If you doubt that liberal and conservative have lost all meaning in the health care debate, consult the New York Times' columnists of those persuasions.
On the left, Paul Krugman predicts reform "will be undermined by 'centrist' Democratic senators who either prevent the passage of a bill or insist on watering down key elements...
"What the balking Democrats seem most determined to do is to kill the public option, either by eliminating it or by carrying out a bait-and-switch, replacing a true public option with something meaningless. For the record, neither regional health cooperatives nor state-level public plans, both of which have been proposed as alternatives, would have the financial stability and bargaining power needed to bring down health care costs."
On the right, David Brooks insists: "We’ve built an entire health care system (maybe an entire government) on the illusion of something for nothing. Instead of tackling that basic logic, we’ve got a reform process that is trying to evade it."

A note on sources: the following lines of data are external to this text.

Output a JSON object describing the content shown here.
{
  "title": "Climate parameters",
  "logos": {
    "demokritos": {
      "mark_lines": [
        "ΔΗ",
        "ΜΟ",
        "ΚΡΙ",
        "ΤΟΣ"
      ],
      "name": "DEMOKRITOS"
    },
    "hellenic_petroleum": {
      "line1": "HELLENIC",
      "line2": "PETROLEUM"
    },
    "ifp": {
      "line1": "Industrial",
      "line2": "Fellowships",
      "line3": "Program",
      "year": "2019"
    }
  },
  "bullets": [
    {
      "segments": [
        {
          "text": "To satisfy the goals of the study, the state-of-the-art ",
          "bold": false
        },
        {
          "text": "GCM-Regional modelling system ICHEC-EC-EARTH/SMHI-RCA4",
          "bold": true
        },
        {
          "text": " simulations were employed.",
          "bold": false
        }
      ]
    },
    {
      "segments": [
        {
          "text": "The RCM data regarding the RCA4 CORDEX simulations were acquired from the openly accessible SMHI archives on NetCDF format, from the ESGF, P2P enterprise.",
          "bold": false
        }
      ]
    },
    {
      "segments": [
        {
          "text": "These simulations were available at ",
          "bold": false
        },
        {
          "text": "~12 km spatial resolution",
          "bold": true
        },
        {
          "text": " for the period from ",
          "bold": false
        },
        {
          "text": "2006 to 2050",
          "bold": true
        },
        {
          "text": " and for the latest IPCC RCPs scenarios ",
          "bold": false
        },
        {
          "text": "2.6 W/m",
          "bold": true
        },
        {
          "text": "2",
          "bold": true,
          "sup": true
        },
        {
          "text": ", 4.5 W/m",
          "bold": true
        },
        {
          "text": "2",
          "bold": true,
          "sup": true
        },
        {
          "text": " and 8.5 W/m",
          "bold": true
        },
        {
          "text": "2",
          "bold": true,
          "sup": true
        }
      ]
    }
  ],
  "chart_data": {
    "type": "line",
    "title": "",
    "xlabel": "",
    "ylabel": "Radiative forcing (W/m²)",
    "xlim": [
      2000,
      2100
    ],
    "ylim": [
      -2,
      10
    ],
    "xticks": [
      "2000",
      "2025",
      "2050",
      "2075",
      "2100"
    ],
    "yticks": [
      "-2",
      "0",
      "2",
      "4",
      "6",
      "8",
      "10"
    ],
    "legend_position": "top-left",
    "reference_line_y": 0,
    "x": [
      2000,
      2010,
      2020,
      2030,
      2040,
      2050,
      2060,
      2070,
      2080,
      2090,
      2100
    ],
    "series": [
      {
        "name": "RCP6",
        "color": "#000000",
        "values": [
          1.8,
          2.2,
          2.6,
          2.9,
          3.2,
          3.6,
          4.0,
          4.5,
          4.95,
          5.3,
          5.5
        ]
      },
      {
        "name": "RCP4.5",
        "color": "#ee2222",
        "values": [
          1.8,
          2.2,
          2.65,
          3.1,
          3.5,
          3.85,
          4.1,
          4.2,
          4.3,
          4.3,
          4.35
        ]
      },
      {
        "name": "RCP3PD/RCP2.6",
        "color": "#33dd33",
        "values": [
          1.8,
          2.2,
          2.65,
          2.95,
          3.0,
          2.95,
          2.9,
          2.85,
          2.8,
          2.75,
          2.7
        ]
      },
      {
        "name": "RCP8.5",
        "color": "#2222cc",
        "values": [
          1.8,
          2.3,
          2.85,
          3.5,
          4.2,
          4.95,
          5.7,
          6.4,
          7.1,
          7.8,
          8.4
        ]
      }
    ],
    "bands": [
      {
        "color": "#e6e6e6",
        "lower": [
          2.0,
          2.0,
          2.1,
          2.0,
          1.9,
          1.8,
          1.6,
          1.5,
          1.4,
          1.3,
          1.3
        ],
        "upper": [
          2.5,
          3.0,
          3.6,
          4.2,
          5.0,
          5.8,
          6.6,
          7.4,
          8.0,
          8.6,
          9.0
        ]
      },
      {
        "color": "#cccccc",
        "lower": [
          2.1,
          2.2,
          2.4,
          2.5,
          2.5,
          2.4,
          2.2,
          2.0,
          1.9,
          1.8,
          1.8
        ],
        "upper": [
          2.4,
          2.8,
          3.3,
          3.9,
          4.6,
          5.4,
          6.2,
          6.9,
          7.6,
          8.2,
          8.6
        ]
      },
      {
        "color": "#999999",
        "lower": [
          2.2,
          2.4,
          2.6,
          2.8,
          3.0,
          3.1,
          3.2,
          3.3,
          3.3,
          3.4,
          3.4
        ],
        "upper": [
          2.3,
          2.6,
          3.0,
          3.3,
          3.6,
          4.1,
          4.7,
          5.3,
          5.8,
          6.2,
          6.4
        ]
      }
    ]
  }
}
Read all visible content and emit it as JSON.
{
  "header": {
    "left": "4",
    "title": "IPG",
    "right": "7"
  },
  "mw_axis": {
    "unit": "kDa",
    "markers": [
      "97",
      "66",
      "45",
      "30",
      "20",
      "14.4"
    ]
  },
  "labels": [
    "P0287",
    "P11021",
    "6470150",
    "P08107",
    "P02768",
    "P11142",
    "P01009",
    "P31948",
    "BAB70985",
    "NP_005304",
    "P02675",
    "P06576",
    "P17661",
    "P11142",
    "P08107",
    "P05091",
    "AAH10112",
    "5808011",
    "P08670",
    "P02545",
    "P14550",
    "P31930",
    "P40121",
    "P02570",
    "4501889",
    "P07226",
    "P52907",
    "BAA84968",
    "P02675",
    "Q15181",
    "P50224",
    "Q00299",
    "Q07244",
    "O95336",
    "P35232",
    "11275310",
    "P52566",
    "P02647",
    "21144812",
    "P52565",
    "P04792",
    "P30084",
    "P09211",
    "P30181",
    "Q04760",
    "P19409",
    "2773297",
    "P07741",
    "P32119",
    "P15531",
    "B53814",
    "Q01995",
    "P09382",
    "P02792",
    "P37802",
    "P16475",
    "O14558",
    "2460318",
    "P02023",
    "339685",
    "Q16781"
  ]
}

Brooks argues for a plan by Democrat Ron Wyden and Republican Robert Bennett to repeal tax exemptions for insurance premiums and provide universal coverage. "The Wyden-Bennett bill has 14 bipartisan co-sponsors and the Congressional Budget Office has found that it would be revenue-neutral," he claims, but Senate Committee leaders of both parties are concentrating instead on "grand rhetoric and superficial cost containment."
The political hot air on Capitol Hill is filled with nonsense from both sides of the aisles, and so far the White House has been unwilling to make them stop the political blather and face reality.